Biosynthetically, LNnT production requires coordinated action of β-1,3-N-acetylglucosaminyltransferase (β3GNT, EC 2.4.1.149) and β-1,4-galactosyltransferase (β4GalT, EC 2.4.1.22), employing UDP-GlcNAc and UDP-Gal as donors with lactose as acceptor (Fig. 1). Despite pathway elucidation in Neisseria meningitidis, its pathogenicity precludes industrial use (Wakarchuk et al., 1996). Current metabolic engineering platforms in Escherichia coli, Bacillus subtilis, and yeast strains address key bottlenecks in nucleotide sugar supply and pathway optimization, enabling microbial production of various HMOs including 2’-FL, LNT, and LNnT (Faijes et al., 2019; Parschat et al., 2020; Zhu et al., 2022).

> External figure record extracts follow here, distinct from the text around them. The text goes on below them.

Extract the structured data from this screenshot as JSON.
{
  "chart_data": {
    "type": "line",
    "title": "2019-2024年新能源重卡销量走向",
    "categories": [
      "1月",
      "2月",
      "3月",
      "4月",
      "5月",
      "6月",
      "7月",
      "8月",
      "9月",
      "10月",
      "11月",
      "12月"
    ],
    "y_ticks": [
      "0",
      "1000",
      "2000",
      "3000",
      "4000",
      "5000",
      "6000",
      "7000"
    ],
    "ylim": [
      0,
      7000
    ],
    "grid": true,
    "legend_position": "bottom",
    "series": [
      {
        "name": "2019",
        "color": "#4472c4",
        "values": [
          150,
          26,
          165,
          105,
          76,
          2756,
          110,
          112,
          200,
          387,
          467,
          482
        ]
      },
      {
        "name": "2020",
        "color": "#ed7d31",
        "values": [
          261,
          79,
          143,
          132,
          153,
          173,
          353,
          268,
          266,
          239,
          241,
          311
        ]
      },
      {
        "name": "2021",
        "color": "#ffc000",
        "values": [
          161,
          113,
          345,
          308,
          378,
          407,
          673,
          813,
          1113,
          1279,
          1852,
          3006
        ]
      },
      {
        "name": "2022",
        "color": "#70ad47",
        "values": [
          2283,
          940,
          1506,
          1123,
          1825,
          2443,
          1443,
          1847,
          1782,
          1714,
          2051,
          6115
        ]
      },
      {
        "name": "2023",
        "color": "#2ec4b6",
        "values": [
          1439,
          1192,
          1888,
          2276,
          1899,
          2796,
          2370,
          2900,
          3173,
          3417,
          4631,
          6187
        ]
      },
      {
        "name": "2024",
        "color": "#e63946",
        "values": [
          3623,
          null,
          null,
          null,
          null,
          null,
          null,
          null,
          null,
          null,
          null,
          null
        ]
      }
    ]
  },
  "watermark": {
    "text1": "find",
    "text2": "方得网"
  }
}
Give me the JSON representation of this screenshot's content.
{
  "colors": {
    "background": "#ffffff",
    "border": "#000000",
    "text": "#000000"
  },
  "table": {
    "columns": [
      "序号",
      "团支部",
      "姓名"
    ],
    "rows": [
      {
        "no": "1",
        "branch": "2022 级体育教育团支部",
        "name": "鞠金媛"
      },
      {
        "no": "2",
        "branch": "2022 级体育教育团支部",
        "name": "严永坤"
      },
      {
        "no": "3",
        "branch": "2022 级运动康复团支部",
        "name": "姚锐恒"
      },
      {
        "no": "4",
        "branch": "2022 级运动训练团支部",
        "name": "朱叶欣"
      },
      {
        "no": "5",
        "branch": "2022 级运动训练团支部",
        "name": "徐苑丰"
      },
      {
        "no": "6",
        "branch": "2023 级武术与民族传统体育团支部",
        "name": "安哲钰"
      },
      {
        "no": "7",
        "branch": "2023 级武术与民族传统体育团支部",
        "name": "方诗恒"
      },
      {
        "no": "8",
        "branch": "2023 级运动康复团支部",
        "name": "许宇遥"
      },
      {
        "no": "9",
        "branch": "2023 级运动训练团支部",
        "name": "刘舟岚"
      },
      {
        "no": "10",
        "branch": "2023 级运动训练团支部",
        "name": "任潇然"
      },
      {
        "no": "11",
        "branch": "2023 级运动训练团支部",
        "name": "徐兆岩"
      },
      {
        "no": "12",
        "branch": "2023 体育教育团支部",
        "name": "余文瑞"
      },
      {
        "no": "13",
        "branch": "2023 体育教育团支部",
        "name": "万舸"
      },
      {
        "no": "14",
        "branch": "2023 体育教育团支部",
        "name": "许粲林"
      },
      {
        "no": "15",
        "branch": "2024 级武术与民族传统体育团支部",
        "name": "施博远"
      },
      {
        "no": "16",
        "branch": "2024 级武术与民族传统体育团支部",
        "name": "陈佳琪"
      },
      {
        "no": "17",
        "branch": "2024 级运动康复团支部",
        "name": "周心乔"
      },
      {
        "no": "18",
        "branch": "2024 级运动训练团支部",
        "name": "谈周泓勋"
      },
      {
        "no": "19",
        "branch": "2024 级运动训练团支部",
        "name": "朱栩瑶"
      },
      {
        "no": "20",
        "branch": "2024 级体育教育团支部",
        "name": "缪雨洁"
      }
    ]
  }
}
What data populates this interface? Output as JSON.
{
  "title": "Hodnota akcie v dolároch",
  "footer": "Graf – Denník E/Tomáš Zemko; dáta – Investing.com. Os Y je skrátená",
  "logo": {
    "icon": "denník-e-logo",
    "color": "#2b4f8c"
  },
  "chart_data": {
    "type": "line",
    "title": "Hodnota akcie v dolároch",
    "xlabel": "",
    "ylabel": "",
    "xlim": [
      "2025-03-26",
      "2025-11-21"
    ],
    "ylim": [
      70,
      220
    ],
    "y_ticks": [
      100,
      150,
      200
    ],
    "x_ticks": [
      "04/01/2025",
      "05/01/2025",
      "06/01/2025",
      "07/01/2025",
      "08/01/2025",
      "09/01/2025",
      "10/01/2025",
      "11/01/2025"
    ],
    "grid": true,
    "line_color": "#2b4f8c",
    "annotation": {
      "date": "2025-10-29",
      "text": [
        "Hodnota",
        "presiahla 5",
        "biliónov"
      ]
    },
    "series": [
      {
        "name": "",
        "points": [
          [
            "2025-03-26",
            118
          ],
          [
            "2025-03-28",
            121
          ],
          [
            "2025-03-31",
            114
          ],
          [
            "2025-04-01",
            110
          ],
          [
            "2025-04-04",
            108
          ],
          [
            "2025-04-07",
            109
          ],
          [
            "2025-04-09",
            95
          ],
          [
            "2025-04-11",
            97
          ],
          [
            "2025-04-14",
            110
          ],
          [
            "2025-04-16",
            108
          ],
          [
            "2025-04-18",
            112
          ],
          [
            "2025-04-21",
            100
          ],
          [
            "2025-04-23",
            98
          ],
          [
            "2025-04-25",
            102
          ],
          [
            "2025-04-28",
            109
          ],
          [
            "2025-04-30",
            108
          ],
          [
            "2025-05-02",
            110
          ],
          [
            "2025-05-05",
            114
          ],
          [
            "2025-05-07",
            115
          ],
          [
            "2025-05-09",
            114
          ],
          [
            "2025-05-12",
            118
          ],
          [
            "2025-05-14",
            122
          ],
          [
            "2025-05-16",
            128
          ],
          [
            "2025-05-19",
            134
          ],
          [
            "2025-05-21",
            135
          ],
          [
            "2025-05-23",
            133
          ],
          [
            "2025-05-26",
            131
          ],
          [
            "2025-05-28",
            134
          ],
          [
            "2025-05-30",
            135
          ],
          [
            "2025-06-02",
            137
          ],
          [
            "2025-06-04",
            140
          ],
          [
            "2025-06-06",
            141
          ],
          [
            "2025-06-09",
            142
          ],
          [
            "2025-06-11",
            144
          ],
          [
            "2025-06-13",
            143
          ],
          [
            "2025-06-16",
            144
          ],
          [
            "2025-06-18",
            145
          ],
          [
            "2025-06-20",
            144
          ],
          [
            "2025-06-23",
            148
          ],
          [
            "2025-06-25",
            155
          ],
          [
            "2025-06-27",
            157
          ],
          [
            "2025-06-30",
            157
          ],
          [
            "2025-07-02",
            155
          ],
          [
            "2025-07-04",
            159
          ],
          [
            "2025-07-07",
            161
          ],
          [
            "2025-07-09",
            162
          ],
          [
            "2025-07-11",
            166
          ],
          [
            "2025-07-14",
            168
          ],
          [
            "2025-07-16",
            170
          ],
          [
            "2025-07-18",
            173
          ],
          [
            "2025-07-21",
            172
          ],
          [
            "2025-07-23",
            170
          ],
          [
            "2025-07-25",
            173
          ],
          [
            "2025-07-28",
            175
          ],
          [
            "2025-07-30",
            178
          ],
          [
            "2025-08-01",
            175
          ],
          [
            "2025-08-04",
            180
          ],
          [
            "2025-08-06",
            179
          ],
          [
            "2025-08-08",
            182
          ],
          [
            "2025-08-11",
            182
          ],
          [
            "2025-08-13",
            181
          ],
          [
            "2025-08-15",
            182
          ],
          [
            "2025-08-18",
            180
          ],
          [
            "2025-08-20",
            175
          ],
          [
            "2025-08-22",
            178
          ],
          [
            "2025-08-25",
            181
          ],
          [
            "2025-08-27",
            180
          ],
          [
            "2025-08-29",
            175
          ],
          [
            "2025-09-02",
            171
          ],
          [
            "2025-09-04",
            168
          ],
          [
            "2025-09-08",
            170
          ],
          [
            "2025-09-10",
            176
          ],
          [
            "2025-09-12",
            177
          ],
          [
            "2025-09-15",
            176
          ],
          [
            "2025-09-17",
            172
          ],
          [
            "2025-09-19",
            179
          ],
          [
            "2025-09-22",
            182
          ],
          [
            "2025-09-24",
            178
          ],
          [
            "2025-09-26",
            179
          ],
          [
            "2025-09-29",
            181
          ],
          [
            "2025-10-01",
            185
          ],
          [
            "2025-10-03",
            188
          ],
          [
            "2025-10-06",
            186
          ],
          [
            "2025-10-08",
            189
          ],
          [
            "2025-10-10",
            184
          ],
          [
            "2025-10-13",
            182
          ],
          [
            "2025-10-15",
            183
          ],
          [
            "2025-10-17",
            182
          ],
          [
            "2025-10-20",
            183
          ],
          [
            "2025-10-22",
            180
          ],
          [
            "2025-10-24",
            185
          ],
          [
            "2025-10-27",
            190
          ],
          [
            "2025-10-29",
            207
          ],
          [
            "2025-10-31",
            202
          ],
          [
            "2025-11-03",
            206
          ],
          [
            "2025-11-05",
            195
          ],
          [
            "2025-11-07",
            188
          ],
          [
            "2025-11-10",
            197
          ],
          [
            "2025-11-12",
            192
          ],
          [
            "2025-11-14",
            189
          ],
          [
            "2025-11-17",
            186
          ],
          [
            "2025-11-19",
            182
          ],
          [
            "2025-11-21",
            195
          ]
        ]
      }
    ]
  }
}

However, a dedicated review systematically analyzing modular engineering strategies (enzyme evolution, flux balancing, chassis optimization) specifically for LNnT bioproduction remains conspicuously absent.

This work provides the hierarchical analysis of LNnT metabolic engineering paradigms, critically evaluating: (1) E. coli-centric pathway optimization strategies; (2) alternative GRAS microbial platforms. We further propose an innovation roadmap integrating enzyme design with dynamic pathway control to advance LNnT manufacturing toward sustainable food additive production.